Arlo Panetta was electrocuted twice, the second shock leaving him unconscious in a pool of water.
He suffered a 40-minute seizure and was left frothing at the mouth on the family farm on Forestry Road.
Arlo had been playing in a ditch under the watchful eye of his grandfather when water began filling the hollow.
As water rushed in, Arlo tried to get out but the wet hat he was wearing struck an electric fence. Arlo cried out, lifted his head a second time, and was electrocuted again.
The force of the second shock threw him clear of the fence but left him unconscious in the water.
I grabbed him and ran like hell.
Harvey toddler Arlo Panetta received a double electric shock to his head after coming into contact with an electric fence.
He was standing in water which amplified the voltage, hurling him from the fence as he faded out of consciousness.
Arlo, 2, was rushed to Harvey Hospital and immediately flown to Perth Children’s Hospital.

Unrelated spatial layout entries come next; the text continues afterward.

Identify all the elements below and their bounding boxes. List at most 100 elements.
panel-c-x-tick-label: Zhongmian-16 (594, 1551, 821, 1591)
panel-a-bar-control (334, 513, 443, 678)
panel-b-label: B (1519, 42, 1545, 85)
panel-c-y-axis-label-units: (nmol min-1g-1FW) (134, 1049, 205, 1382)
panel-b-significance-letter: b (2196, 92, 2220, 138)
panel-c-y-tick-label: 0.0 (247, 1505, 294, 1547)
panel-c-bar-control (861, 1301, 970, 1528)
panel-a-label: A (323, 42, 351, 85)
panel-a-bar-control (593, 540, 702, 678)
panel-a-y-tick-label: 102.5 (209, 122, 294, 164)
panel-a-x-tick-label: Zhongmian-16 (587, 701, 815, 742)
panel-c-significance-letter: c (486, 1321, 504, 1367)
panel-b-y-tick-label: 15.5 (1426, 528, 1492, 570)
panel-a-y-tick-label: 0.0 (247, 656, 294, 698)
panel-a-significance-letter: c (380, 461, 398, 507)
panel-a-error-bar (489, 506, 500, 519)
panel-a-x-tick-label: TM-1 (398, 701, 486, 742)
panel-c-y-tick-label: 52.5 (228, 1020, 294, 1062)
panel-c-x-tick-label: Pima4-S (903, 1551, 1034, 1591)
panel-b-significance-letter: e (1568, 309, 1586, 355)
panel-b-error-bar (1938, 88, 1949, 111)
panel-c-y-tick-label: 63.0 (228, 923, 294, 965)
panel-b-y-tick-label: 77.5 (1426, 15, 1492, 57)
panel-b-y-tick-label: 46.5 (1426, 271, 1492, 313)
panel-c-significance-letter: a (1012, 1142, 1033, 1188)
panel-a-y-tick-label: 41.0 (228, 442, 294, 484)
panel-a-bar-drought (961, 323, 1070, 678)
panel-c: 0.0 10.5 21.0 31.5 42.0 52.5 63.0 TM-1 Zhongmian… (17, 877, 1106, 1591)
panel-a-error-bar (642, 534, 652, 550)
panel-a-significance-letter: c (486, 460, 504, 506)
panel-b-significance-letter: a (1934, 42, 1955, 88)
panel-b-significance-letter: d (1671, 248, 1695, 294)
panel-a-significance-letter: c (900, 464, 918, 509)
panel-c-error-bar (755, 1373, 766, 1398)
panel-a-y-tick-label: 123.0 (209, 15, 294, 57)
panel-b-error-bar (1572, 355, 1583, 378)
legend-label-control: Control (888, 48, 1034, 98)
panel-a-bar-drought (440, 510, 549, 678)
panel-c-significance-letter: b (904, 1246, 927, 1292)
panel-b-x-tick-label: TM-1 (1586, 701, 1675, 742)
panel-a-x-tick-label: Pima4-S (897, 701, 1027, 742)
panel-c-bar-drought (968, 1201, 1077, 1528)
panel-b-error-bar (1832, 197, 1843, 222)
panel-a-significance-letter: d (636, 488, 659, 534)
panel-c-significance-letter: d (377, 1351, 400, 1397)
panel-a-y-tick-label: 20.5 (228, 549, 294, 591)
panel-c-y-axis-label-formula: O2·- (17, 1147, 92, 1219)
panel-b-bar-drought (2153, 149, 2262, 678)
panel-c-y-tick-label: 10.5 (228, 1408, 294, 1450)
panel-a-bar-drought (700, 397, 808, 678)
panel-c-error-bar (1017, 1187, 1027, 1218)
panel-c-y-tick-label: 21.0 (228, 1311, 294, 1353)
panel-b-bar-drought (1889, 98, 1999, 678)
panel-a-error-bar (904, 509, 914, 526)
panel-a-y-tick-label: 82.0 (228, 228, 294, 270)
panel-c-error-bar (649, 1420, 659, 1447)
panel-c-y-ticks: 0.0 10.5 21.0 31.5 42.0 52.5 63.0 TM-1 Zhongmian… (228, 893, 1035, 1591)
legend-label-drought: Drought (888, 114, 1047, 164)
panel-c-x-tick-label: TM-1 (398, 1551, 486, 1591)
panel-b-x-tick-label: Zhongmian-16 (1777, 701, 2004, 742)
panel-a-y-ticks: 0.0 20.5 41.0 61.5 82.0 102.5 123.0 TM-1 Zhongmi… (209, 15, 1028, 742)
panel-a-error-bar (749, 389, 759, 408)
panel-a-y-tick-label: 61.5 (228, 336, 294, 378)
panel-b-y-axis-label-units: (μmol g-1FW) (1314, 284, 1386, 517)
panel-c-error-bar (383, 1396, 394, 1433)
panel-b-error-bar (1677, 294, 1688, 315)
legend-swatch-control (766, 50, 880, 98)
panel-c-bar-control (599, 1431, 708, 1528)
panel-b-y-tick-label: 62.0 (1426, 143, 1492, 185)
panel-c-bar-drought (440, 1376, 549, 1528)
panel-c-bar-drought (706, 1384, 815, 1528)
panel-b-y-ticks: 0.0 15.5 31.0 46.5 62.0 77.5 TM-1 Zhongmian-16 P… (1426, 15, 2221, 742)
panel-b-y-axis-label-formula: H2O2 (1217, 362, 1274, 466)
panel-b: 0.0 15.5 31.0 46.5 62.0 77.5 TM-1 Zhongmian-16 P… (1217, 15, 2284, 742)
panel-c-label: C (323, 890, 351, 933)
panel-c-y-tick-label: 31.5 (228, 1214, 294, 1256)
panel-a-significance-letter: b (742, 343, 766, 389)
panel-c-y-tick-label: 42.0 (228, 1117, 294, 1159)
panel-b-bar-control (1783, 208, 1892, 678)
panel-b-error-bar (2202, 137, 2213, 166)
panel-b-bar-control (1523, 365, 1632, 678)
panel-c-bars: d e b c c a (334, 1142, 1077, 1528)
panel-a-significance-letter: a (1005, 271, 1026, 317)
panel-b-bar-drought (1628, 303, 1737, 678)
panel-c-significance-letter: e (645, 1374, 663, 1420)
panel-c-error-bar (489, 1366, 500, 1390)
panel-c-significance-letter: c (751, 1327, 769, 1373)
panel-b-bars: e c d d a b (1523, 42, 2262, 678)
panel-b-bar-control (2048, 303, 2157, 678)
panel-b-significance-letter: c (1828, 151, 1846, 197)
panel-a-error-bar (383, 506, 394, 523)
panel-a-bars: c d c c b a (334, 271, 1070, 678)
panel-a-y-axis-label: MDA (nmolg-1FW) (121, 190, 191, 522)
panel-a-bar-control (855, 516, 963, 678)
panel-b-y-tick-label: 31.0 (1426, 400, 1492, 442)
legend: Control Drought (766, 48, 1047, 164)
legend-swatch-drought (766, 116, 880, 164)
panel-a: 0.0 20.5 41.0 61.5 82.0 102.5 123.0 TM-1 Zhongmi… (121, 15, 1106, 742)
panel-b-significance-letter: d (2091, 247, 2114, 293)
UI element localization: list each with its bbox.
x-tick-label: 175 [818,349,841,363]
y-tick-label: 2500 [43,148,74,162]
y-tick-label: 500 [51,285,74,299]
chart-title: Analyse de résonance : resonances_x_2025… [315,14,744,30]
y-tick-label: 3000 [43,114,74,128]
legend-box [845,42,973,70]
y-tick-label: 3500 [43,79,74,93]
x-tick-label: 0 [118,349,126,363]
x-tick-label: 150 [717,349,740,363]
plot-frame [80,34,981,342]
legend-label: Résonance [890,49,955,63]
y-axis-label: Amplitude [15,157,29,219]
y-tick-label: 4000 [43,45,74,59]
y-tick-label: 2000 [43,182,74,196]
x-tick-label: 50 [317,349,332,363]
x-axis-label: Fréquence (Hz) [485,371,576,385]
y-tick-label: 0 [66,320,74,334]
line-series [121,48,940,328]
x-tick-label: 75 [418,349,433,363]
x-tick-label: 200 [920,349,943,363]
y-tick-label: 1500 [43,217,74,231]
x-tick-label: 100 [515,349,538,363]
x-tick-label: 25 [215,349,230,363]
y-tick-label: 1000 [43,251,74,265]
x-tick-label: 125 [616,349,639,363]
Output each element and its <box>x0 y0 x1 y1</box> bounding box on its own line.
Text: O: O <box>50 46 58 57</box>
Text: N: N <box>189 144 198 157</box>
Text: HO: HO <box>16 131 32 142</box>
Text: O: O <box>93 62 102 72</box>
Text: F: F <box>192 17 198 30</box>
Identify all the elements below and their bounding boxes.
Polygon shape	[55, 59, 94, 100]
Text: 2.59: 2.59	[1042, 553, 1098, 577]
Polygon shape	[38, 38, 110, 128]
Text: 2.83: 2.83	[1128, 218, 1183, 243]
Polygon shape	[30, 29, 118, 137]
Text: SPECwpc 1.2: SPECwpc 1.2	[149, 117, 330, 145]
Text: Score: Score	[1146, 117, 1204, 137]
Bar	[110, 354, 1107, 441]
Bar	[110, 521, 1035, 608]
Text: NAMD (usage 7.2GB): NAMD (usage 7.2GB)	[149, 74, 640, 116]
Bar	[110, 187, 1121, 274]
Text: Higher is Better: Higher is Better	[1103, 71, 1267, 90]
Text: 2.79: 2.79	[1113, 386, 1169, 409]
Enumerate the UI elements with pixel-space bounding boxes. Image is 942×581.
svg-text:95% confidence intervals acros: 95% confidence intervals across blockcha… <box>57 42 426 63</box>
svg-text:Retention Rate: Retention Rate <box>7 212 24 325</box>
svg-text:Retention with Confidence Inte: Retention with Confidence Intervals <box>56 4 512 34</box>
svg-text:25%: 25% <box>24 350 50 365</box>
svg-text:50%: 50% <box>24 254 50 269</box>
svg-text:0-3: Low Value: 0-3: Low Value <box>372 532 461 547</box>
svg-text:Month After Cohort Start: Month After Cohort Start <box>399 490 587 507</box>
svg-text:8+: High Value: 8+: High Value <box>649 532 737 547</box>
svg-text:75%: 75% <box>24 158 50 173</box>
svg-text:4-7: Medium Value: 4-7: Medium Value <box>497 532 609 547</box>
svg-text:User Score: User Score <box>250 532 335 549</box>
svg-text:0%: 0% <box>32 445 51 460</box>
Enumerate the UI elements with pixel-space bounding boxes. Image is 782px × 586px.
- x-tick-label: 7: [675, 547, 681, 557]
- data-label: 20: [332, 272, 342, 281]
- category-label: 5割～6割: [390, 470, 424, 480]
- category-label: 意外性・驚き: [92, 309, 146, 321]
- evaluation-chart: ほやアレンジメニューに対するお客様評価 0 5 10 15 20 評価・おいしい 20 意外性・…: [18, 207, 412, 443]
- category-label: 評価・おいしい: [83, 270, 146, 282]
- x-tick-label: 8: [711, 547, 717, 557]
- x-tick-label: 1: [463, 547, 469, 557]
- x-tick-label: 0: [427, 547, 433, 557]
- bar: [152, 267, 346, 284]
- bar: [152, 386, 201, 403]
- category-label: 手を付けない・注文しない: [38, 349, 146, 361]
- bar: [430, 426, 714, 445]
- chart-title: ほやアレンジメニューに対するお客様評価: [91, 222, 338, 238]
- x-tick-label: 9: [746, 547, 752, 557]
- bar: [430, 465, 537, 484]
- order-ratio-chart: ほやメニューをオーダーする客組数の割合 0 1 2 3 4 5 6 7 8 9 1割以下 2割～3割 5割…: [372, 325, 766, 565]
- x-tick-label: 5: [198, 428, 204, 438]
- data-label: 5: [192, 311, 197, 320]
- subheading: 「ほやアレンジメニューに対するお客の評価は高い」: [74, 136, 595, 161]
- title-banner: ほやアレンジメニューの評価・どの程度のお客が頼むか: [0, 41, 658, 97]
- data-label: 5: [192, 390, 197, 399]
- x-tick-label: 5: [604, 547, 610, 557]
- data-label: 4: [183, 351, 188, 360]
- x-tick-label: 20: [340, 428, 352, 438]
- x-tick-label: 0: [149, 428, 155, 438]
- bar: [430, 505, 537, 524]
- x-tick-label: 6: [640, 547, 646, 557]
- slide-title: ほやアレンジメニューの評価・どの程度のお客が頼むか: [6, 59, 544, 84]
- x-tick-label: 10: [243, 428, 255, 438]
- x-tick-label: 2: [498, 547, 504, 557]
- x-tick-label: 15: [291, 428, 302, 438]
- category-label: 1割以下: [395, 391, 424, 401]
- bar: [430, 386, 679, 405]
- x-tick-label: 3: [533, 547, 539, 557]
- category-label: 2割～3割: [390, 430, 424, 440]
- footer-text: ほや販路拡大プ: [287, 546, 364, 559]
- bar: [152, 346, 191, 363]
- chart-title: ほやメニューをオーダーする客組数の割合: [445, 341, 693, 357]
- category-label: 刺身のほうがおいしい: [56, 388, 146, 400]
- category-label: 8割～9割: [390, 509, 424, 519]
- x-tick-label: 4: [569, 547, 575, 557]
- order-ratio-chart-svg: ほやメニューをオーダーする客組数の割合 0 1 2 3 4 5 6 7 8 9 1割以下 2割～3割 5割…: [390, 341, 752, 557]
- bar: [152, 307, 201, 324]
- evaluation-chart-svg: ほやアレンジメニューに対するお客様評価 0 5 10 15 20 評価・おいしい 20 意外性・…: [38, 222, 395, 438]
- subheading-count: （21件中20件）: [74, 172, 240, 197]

His quick-thinking grandfather along with his grandmother and mother, who are both nurses, helped save Arlo’s life.
Arlo is an outgoing, chatty and resilient little toddler. His family describe him as “a busy little farm boy who lives in the paddock”.
Arlo’s grandfather Cosi Panetta said it was just a usual day on the farm when the harrowing incident happened.
“He was following the water in the ditch and I called him back, but as the water gushed through he hit his head on the electric fence,” Mr Panetta said.
He lifted his head and his wet hat struck the fence again knocking him out cold, he just turned white. I grabbed him and ran like hell.
An emotional Amy Buckland, who is a nurse, called triple 0 and said her whole brain shut down when it was her baby battling for his life.
But heroic grandmother Glenys Panetta stayed calm as she tried to stimulate Arlo’s breathing, before St John Ambulance arrived.
Arlo was flown to Perth Children’s Hospital because of his 40-minute long seizure and the affect on his heart and brain.
Arlo has since returned home, fully recovered with a message for St John’s.
Thank you for saving me,
The family said they were eternally grateful for Paul Beech and Chris Sabourne at St John Ambulance.
Mr Beech said Harvey’s St John unit was crying out for volunteers.
Had this happened a day later, our centre would have been closed and the family would have been waiting on Waroona or Brunswick to attend.
Mr Sabourne said any accident that involved a child is devastating, recalling signing up to volunteer after losing his own daughter when she was just three-years-old.
Ms Buckland said she had since signed up to be a driver for St John.